Dispense with Easy Step-by-Step Formulae

No matter what self-improvement journey you undertake, you’ll come across people who pedal “simple”, “easy”, “step-by-step” formulae.

This creates the illusion that for little effort, you can experience equal amount of reward. We know that this violates the Proportional Reward Principle.

The truth about these get-good-quick schemes is that they benefit one person: the person who is selling them to you. They might coax you into a false sense of achievement, but they won’t help you reach your goals.

They’re easy because they don’t reflect the reality of your pursuit. Anything worthwhile is not easy. And we already know that no challenge means no reward.

Train yourself to swim upstream, to do it the difficult way, to aim for true mastery, rather than flimsy results and a veneer of competence.

My Experience: Learning Maths. When I studied maths at university, I was seriously averse to the cramming and exam-paper obsession that I witnessed all around me in the build-up to big exams. While I would go deep and try to understand all the concepts, my friends would simply memorise formulae. While I would pour over the lecture notes and study all the topics in the course, my friends would study past papers and use them to predict the content of our exam. My comprehensive approach almost always came up trumps.

Open Yourself to Pain and Struggle

Whenever you trying to improve in some area of life, you’ll experience pain and struggle. Don’t try to avoid them – in fact, take them as a sign that you’re doing something right. If there is no difficulty, it’s likely your goals are too small.

That doesn’t mean you fall into the trap of the Obsessive and start pushing your body beyond unreasonable limits, work or train every minute of the day, or never take holidays. Aim for slow, steady progress, while having enough challenge to stimulate and motivate you.

My Experience: learning Chinese. When I started learning Chinese in 2020, I knew what I was getting myself in for. Having already learned Spanish, I knew that learning a language is a long, hard climb, but a rewarding one. As I made my way to my first ever Mandarin class, I contemplated what awaited me. I could almost feel the pain and struggle that was to come. But I realised that at the other end was a huge reward: fluency, and all its perks. And I was right.

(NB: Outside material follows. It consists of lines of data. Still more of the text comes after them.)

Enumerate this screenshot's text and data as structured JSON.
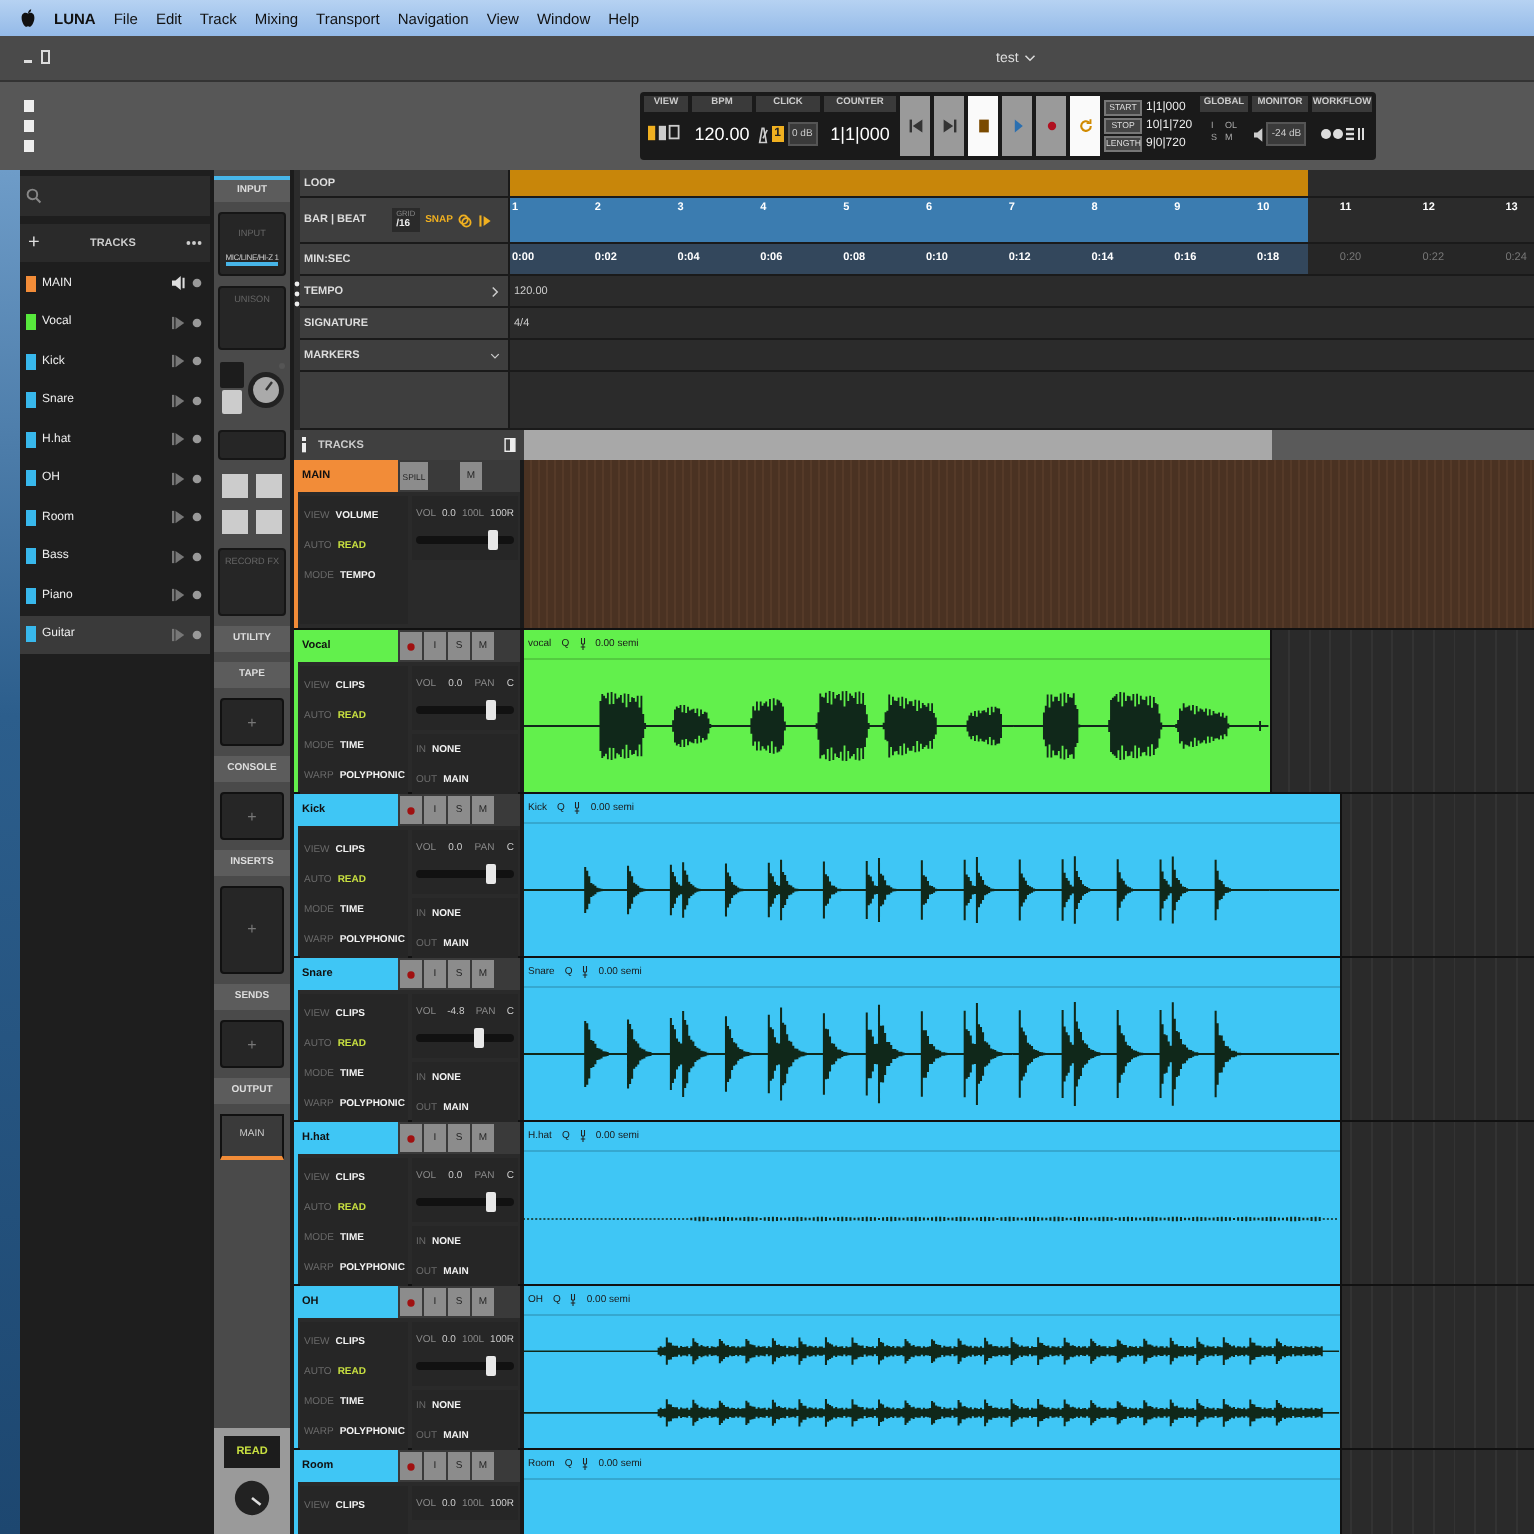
{
  "menubar": {
    "app": "LUNA",
    "items": [
      "File",
      "Edit",
      "Track",
      "Mixing",
      "Transport",
      "Navigation",
      "View",
      "Window",
      "Help"
    ]
  },
  "window": {
    "title": "test"
  },
  "transport": {
    "view_label": "VIEW",
    "bpm_label": "BPM",
    "bpm": "120.00",
    "click_label": "CLICK",
    "click_count": "1",
    "click_level": "0 dB",
    "counter_label": "COUNTER",
    "counter": "1|1|000",
    "buttons": [
      {
        "kind": "rewind",
        "active": false
      },
      {
        "kind": "forward",
        "active": false
      },
      {
        "kind": "stop",
        "active": true
      },
      {
        "kind": "play",
        "active": false
      },
      {
        "kind": "record",
        "active": false
      },
      {
        "kind": "loop",
        "active": true
      }
    ],
    "range": [
      {
        "label": "START",
        "value": "1|1|000"
      },
      {
        "label": "STOP",
        "value": "10|1|720"
      },
      {
        "label": "LENGTH",
        "value": "9|0|720"
      }
    ],
    "global_label": "GLOBAL",
    "global_flags": [
      "I",
      "OL",
      "S",
      "M"
    ],
    "monitor_label": "MONITOR",
    "monitor_level": "-24 dB",
    "workflow_label": "WORKFLOW"
  },
  "sidebar": {
    "add": "+",
    "header": "TRACKS",
    "tracks": [
      {
        "kind": "main",
        "name": "MAIN",
        "color": "#f28c38",
        "selected": false
      },
      {
        "kind": "audio",
        "name": "Vocal",
        "color": "#57e83c",
        "selected": false
      },
      {
        "kind": "audio",
        "name": "Kick",
        "color": "#38b8ec",
        "selected": false
      },
      {
        "kind": "audio",
        "name": "Snare",
        "color": "#38b8ec",
        "selected": false
      },
      {
        "kind": "audio",
        "name": "H.hat",
        "color": "#38b8ec",
        "selected": false
      },
      {
        "kind": "audio",
        "name": "OH",
        "color": "#38b8ec",
        "selected": false
      },
      {
        "kind": "audio",
        "name": "Room",
        "color": "#38b8ec",
        "selected": false
      },
      {
        "kind": "audio",
        "name": "Bass",
        "color": "#38b8ec",
        "selected": false
      },
      {
        "kind": "audio",
        "name": "Piano",
        "color": "#38b8ec",
        "selected": false
      },
      {
        "kind": "audio",
        "name": "Guitar",
        "color": "#38b8ec",
        "selected": true
      }
    ]
  },
  "inspector": {
    "tab": {
      "label": "INPUT",
      "selected": true
    },
    "input_label": "INPUT",
    "input_source": "MIC/LINE/HI-Z 1",
    "unison": "UNISON",
    "record_fx": "RECORD FX",
    "sections": [
      {
        "kind": "tab",
        "label": "UTILITY"
      },
      {
        "kind": "tab",
        "label": "TAPE"
      },
      {
        "kind": "slot",
        "label": "+"
      },
      {
        "kind": "tab",
        "label": "CONSOLE"
      },
      {
        "kind": "slot",
        "label": "+"
      },
      {
        "kind": "tab",
        "label": "INSERTS"
      },
      {
        "kind": "big_slot",
        "label": "+"
      },
      {
        "kind": "tab",
        "label": "SENDS"
      },
      {
        "kind": "slot",
        "label": "+"
      },
      {
        "kind": "tab",
        "label": "OUTPUT"
      },
      {
        "kind": "output",
        "label": "MAIN"
      }
    ],
    "automation": "READ"
  },
  "rulers": {
    "loop": "LOOP",
    "bar_beat": "BAR | BEAT",
    "grid_label": "GRID",
    "grid_value": "/16",
    "snap": "SNAP",
    "bars": [
      "1",
      "2",
      "3",
      "4",
      "5",
      "6",
      "7",
      "8",
      "9",
      "10",
      "11",
      "12",
      "13"
    ],
    "min_sec": "MIN:SEC",
    "times": [
      "0:00",
      "0:02",
      "0:04",
      "0:06",
      "0:08",
      "0:10",
      "0:12",
      "0:14",
      "0:16",
      "0:18",
      "0:20",
      "0:22",
      "0:24"
    ],
    "tempo_label": "TEMPO",
    "tempo": "120.00",
    "signature_label": "SIGNATURE",
    "signature": "4/4",
    "markers_label": "MARKERS"
  },
  "tracks_bar": "TRACKS",
  "tracks": [
    {
      "kind": "main",
      "name": "MAIN",
      "color": "#f28c38",
      "spill": "SPILL",
      "buttons": [
        "M"
      ],
      "settings": [
        {
          "label": "VIEW",
          "value": "VOLUME"
        },
        {
          "label": "AUTO",
          "value": "READ"
        },
        {
          "label": "MODE",
          "value": "TEMPO"
        }
      ],
      "mix": [
        "VOL",
        "0.0",
        "100L",
        "100R"
      ],
      "level": 0.8
    },
    {
      "kind": "audio",
      "name": "Vocal",
      "color": "#62f04c",
      "buttons": [
        "I",
        "S",
        "M"
      ],
      "settings": [
        {
          "label": "VIEW",
          "value": "CLIPS"
        },
        {
          "label": "AUTO",
          "value": "READ"
        },
        {
          "label": "MODE",
          "value": "TIME"
        },
        {
          "label": "WARP",
          "value": "POLYPHONIC"
        }
      ],
      "mix": [
        "VOL",
        "0.0",
        "PAN",
        "C"
      ],
      "level": 0.77,
      "io": [
        {
          "label": "IN",
          "value": "NONE"
        },
        {
          "label": "OUT",
          "value": "MAIN"
        }
      ],
      "clip": {
        "name": "vocal",
        "quantize": "Q",
        "pitch": "0.00 semi",
        "kind": "vocal"
      }
    },
    {
      "kind": "audio",
      "name": "Kick",
      "color": "#3fc6f5",
      "buttons": [
        "I",
        "S",
        "M"
      ],
      "settings": [
        {
          "label": "VIEW",
          "value": "CLIPS"
        },
        {
          "label": "AUTO",
          "value": "READ"
        },
        {
          "label": "MODE",
          "value": "TIME"
        },
        {
          "label": "WARP",
          "value": "POLYPHONIC"
        }
      ],
      "mix": [
        "VOL",
        "0.0",
        "PAN",
        "C"
      ],
      "level": 0.77,
      "io": [
        {
          "label": "IN",
          "value": "NONE"
        },
        {
          "label": "OUT",
          "value": "MAIN"
        }
      ],
      "clip": {
        "name": "Kick",
        "quantize": "Q",
        "pitch": "0.00 semi",
        "kind": "kick"
      }
    },
    {
      "kind": "audio",
      "name": "Snare",
      "color": "#3fc6f5",
      "buttons": [
        "I",
        "S",
        "M"
      ],
      "settings": [
        {
          "label": "VIEW",
          "value": "CLIPS"
        },
        {
          "label": "AUTO",
          "value": "READ"
        },
        {
          "label": "MODE",
          "value": "TIME"
        },
        {
          "label": "WARP",
          "value": "POLYPHONIC"
        }
      ],
      "mix": [
        "VOL",
        "-4.8",
        "PAN",
        "C"
      ],
      "level": 0.65,
      "io": [
        {
          "label": "IN",
          "value": "NONE"
        },
        {
          "label": "OUT",
          "value": "MAIN"
        }
      ],
      "clip": {
        "name": "Snare",
        "quantize": "Q",
        "pitch": "0.00 semi",
        "kind": "snare"
      }
    },
    {
      "kind": "audio",
      "name": "H.hat",
      "color": "#3fc6f5",
      "buttons": [
        "I",
        "S",
        "M"
      ],
      "settings": [
        {
          "label": "VIEW",
          "value": "CLIPS"
        },
        {
          "label": "AUTO",
          "value": "READ"
        },
        {
          "label": "MODE",
          "value": "TIME"
        },
        {
          "label": "WARP",
          "value": "POLYPHONIC"
        }
      ],
      "mix": [
        "VOL",
        "0.0",
        "PAN",
        "C"
      ],
      "level": 0.77,
      "io": [
        {
          "label": "IN",
          "value": "NONE"
        },
        {
          "label": "OUT",
          "value": "MAIN"
        }
      ],
      "clip": {
        "name": "H.hat",
        "quantize": "Q",
        "pitch": "0.00 semi",
        "kind": "flat"
      }
    },
    {
      "kind": "audio",
      "name": "OH",
      "color": "#3fc6f5",
      "buttons": [
        "I",
        "S",
        "M"
      ],
      "settings": [
        {
          "label": "VIEW",
          "value": "CLIPS"
        },
        {
          "label": "AUTO",
          "value": "READ"
        },
        {
          "label": "MODE",
          "value": "TIME"
        },
        {
          "label": "WARP",
          "value": "POLYPHONIC"
        }
      ],
      "mix": [
        "VOL",
        "0.0",
        "100L",
        "100R"
      ],
      "level": 0.77,
      "io": [
        {
          "label": "IN",
          "value": "NONE"
        },
        {
          "label": "OUT",
          "value": "MAIN"
        }
      ],
      "clip": {
        "name": "OH",
        "quantize": "Q",
        "pitch": "0.00 semi",
        "kind": "stereo"
      }
    },
    {
      "kind": "audio",
      "name": "Room",
      "color": "#3fc6f5",
      "buttons": [
        "I",
        "S",
        "M"
      ],
      "settings": [
        {
          "label": "VIEW",
          "value": "CLIPS"
        }
      ],
      "mix": [
        "VOL",
        "0.0",
        "100L",
        "100R"
      ],
      "clip": {
        "name": "Room",
        "quantize": "Q",
        "pitch": "0.00 semi",
        "kind": "blank"
      }
    }
  ]
}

The Comfort Disease & How it Hamstrings Your Self-Improvement Journey

We know that reward is proportional to challenge, and that when faced with a challenge we must expend effort to overcome it.

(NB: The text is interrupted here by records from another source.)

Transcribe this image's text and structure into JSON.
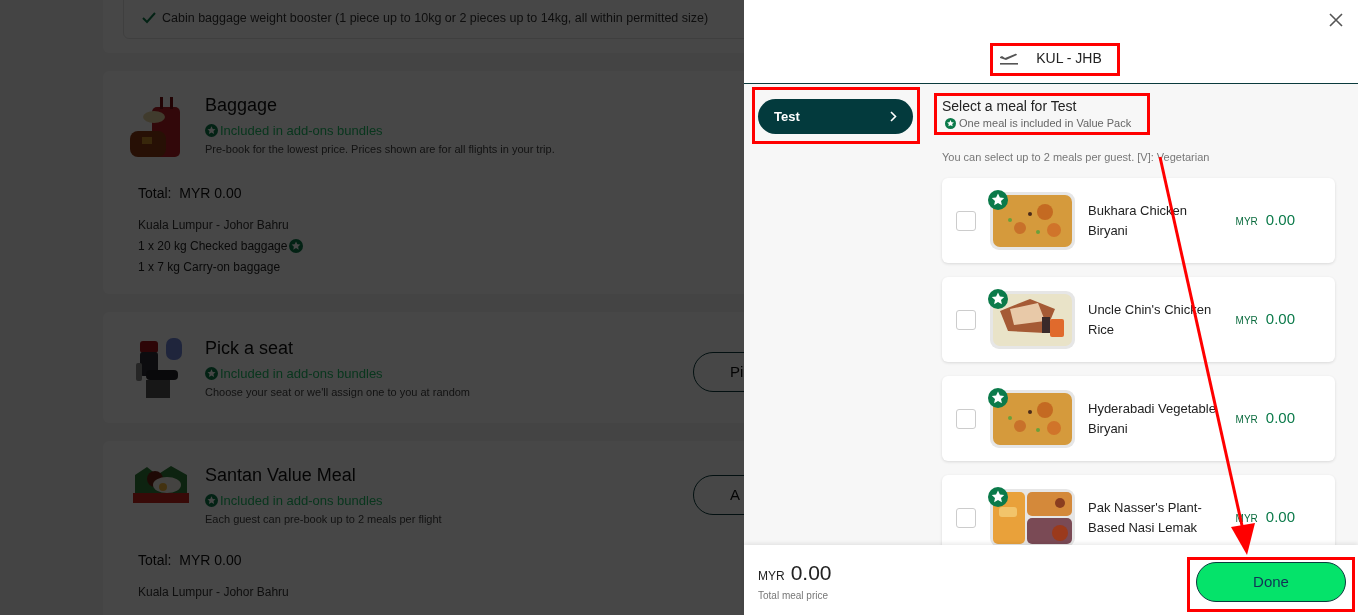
{
  "background": {
    "booster_item": "Cabin baggage weight booster (1 piece up to 10kg or 2 pieces up to 14kg, all within permitted size)",
    "sections": [
      {
        "kind": "baggage",
        "title": "Baggage",
        "badge": "Included in add-ons bundles",
        "description": "Pre-book for the lowest price. Prices shown are for all flights in your trip.",
        "total": "Total:  MYR 0.00",
        "route": "Kuala Lumpur - Johor Bahru",
        "items": [
          {
            "text": "1 x 20 kg Checked baggage",
            "included": true
          },
          {
            "text": "1 x 7 kg Carry-on baggage",
            "included": false
          }
        ]
      },
      {
        "kind": "seat",
        "title": "Pick a seat",
        "badge": "Included in add-ons bundles",
        "description": "Choose your seat or we'll assign one to you at random",
        "button": "Pi"
      },
      {
        "kind": "meal",
        "title": "Santan Value Meal",
        "badge": "Included in add-ons bundles",
        "description": "Each guest can pre-book up to 2 meals per flight",
        "button": "A",
        "total": "Total:  MYR 0.00",
        "route": "Kuala Lumpur - Johor Bahru"
      }
    ]
  },
  "drawer": {
    "route": "KUL - JHB",
    "passengers": [
      {
        "name": "Test",
        "selected": true
      }
    ],
    "heading": "Select a meal for Test",
    "included_note": "One meal is included in Value Pack",
    "hint": "You can select up to 2 meals per guest. [V]: Vegetarian",
    "meals": [
      {
        "name": "Bukhara Chicken Biryani",
        "currency": "MYR",
        "price": "0.00",
        "checked": false,
        "included": true,
        "kind": "biryani"
      },
      {
        "name": "Uncle Chin's Chicken Rice",
        "currency": "MYR",
        "price": "0.00",
        "checked": false,
        "included": true,
        "kind": "chicken-rice"
      },
      {
        "name": "Hyderabadi Vegetable Biryani",
        "currency": "MYR",
        "price": "0.00",
        "checked": false,
        "included": true,
        "kind": "biryani"
      },
      {
        "name": "Pak Nasser's Plant-Based Nasi Lemak",
        "currency": "MYR",
        "price": "0.00",
        "checked": false,
        "included": true,
        "kind": "nasi-lemak"
      }
    ],
    "footer": {
      "currency": "MYR",
      "total": "0.00",
      "label": "Total meal price"
    },
    "done_button": "Done"
  }
}
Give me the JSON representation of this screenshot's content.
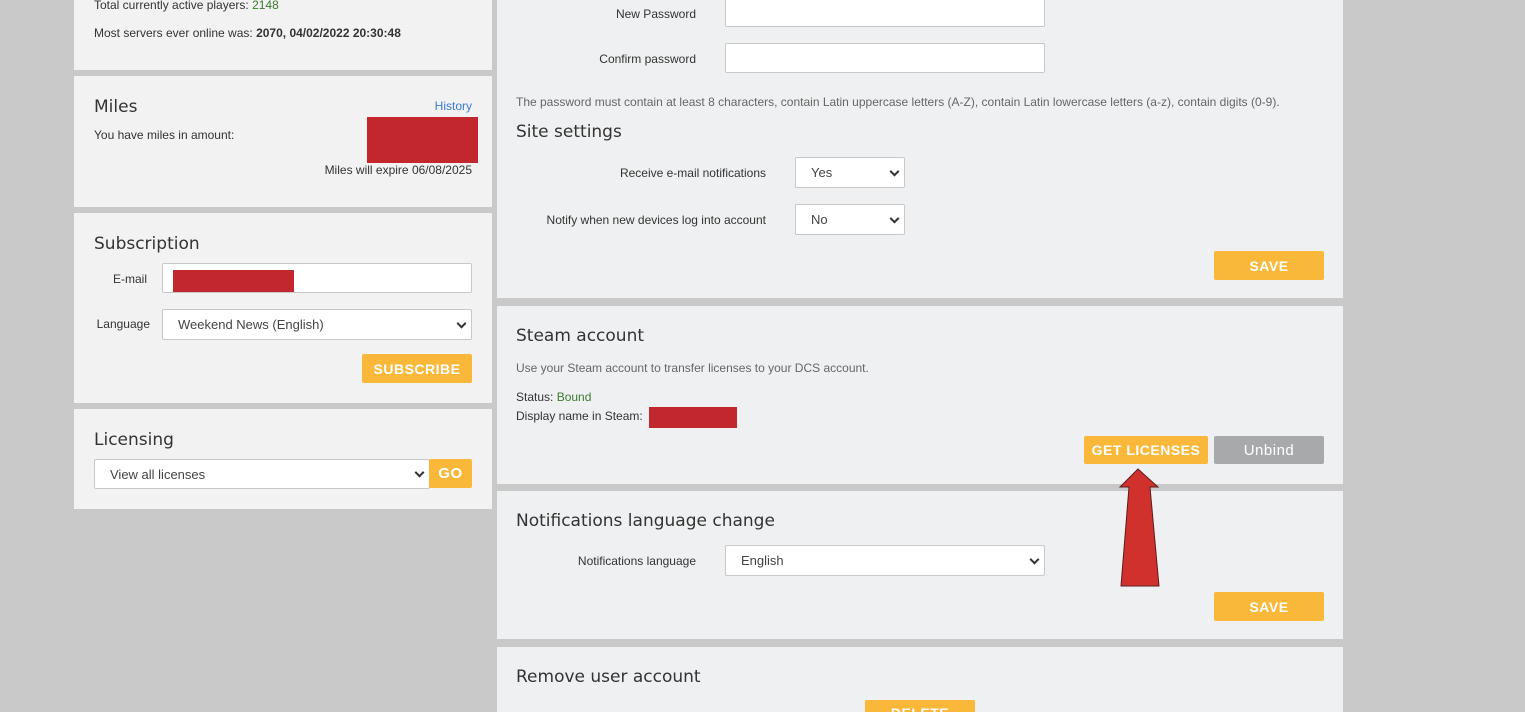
{
  "stats": {
    "active_players_label": "Total currently active players:",
    "active_players_value": "2148",
    "most_servers_label": "Most servers ever online was:",
    "most_servers_value": "2070, 04/02/2022 20:30:48"
  },
  "miles": {
    "title": "Miles",
    "history_link": "History",
    "amount_label": "You have miles in amount:",
    "expire_label": "Miles will expire",
    "expire_date": "06/08/2025"
  },
  "subscription": {
    "title": "Subscription",
    "email_label": "E-mail",
    "language_label": "Language",
    "language_value": "Weekend News (English)",
    "subscribe_button": "SUBSCRIBE"
  },
  "licensing": {
    "title": "Licensing",
    "select_value": "View all licenses",
    "go_button": "GO"
  },
  "password": {
    "new_password_label": "New Password",
    "confirm_label": "Confirm password",
    "hint": "The password must contain at least 8 characters, contain Latin uppercase letters (A-Z), contain Latin lowercase letters (a-z), contain digits (0-9)."
  },
  "site_settings": {
    "title": "Site settings",
    "email_notif_label": "Receive e-mail notifications",
    "email_notif_value": "Yes",
    "devices_notif_label": "Notify when new devices log into account",
    "devices_notif_value": "No",
    "save_button": "SAVE"
  },
  "steam": {
    "title": "Steam account",
    "description": "Use your Steam account to transfer licenses to your DCS account.",
    "status_label": "Status:",
    "status_value": "Bound",
    "display_name_label": "Display name in Steam:",
    "get_licenses_button": "GET LICENSES",
    "unbind_button": "Unbind"
  },
  "notif_language": {
    "title": "Notifications language change",
    "label": "Notifications language",
    "value": "English",
    "save_button": "SAVE"
  },
  "remove_account": {
    "title": "Remove user account",
    "delete_button": "DELETE"
  },
  "colors": {
    "accent": "#f9b83a",
    "redaction": "#c1272d",
    "status_green": "#3c7a2e",
    "arrow": "#d0312d"
  }
}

When I came up with the Proportional Reward Principle, I immediately noticed that it perfectly explains why modern technology is so dangerous to our wellbeing.

Why take on a challenge when instead we can spend hours watching YouTube shorts on our sofa? Why spend one hour every day learning a new language to watch films in the original language when instead I could turn on the subtitles instead? What’s the point of all that effort?

In fact, nowadays we don’t even have to leave our house to meet our basic needs. We can have our shopping delivered, order takeaways, buy things on the internet, and even socialise and do exercise, from the comfort of our home. Why make life any more difficult than it needs to be?

My formula explains why this comfortable lifestyle doesn’t work: our organism thrives, physically and psychologically, in the face of challenge. This makes us feel more alive. We adapt and grow. We come into contact with the magic of life.

Many of our mod cons, such as TVs, smartphones, social media, Spotify and YouTube, do one thing: they feed our tendency to avoid effort. This means we never overcome challenges, and never experience the reward associated with them.

Comfort is a self-imposed disease that slowly empties us of verve, excitement and passion for life. Lacking the sense of reward we gain from overcoming challenges, we look for it wherever it seems instant and easy to attain. Whether we try alcohol, drugs, partying, TV, gaming, or pornography, this strategy doesn’t work.

The only viable strategy is to expend the effort required to improve our level of competence and experience the deep lasting rewards and personal growth this brings.